The Legal Leadership Council of CEB published a post (8 Jan 2016), Corporate Law: How to Help Your Team Manage Outside Counsel and accompanying “Preview Report” (pdf). Both report on a survey of about 140 of CEB’s in-house counsel members. I focus here on the DoLessLaw implications…

CEB explains that an “often overlooked problem with getting good quality work from external law firms” is that  “in-house staff are either unwilling — or unable — to manage outside counsel adequately.”

By not managing, GCs allow law firms to over-invest in legal work. CEB finds that inadequate project management explains some of the “value leakage”. Firms under-deliver because  they “overwork” and “overstaff” matters and “don’t stick to an already-agreed-on budget, resulting in highly unpredictable costs.”

In my view, a reason lawyers do this is that they tend to look for pebbles rather than just rocks. CEB findings support this, noting that firms “write memos that are too detailed and ‘in the weeds’.” Moreover, 54% of GCs say that over one-half of law firms “incorrectly make work quality tradeoffs”, illustrated here:

CEB_Report_Jan2016_Law_Firms_OverInvest

Examples of the problems arising from poor tradeoffs include law firms delivering “way too much relative to what we are asking for” and pushing forward on the merits ignoring the client wanting to “end the case quickly”.
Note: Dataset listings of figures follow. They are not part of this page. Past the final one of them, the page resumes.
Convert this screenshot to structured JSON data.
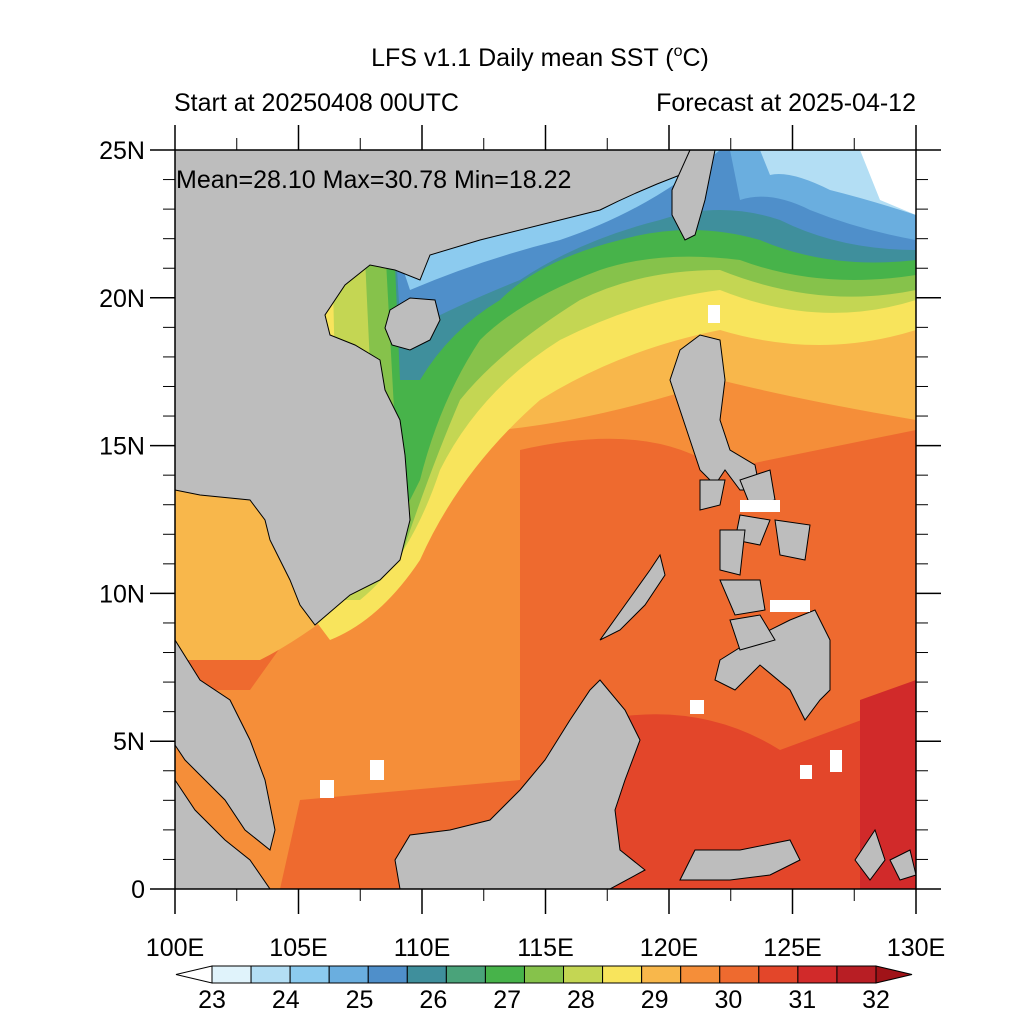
{
  "header": {
    "title": "LFS v1.1 Daily mean SST (",
    "title_sup": "o",
    "title_unit": "C)",
    "start_label": "Start at 20250408 00UTC",
    "forecast_label": "Forecast at 2025-04-12"
  },
  "stats": {
    "text": "Mean=28.10  Max=30.78  Min=18.22"
  },
  "map_data": {
    "region": "South China Sea and Philippines",
    "lon_range": [
      100,
      130
    ],
    "lat_range": [
      0,
      25
    ],
    "lat_ticks": [
      "25N",
      "20N",
      "15N",
      "10N",
      "5N",
      "0"
    ],
    "lon_ticks": [
      "100E",
      "105E",
      "110E",
      "115E",
      "120E",
      "125E",
      "130E"
    ],
    "land_color": "#bdbdbd",
    "missing_color": "#ffffff"
  },
  "colorbar": {
    "labels": [
      "23",
      "24",
      "25",
      "26",
      "27",
      "28",
      "29",
      "30",
      "31",
      "32"
    ],
    "colors": [
      "#ffffff",
      "#e0f3fb",
      "#b3def4",
      "#8ccbef",
      "#6aaedf",
      "#4f8fca",
      "#3f8f9c",
      "#4aa37a",
      "#47b34a",
      "#86c24b",
      "#c4d653",
      "#f8e45c",
      "#f8b74b",
      "#f58e39",
      "#ee6a2f",
      "#e3462a",
      "#d12a2a",
      "#b81e24",
      "#a01318"
    ]
  }
}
CEB puts the onus on GCs to cause firms to do less law. They found that in-house lawyers must “set clear work quality expectations, align legal risk tolerance, [and] specify matter execution priorities”. While matters are active, GCs must make clear the company’s clear risk preferences and provide “tools and decision rules to make correct matter trade-offs”.

Of equal note, CEB finds that many popular GC programs do not address law firms doing to much law: success fees or AFA, panels, using Global 200 firms, or preferred firms.

To address law firm over-investment, GCs have to manage better. Only 13% “help outside counsel make necessary trade-offs” and only 29% evaluate firms on “the quality of their decision making, judgment and tradeoffs”. That leaves much room to improve.

This report marks a milestone in my view. It clearly articulates and supports with data the potential to reduce spend by doing less law. As with any other law firm changes, the impetus must come from the client.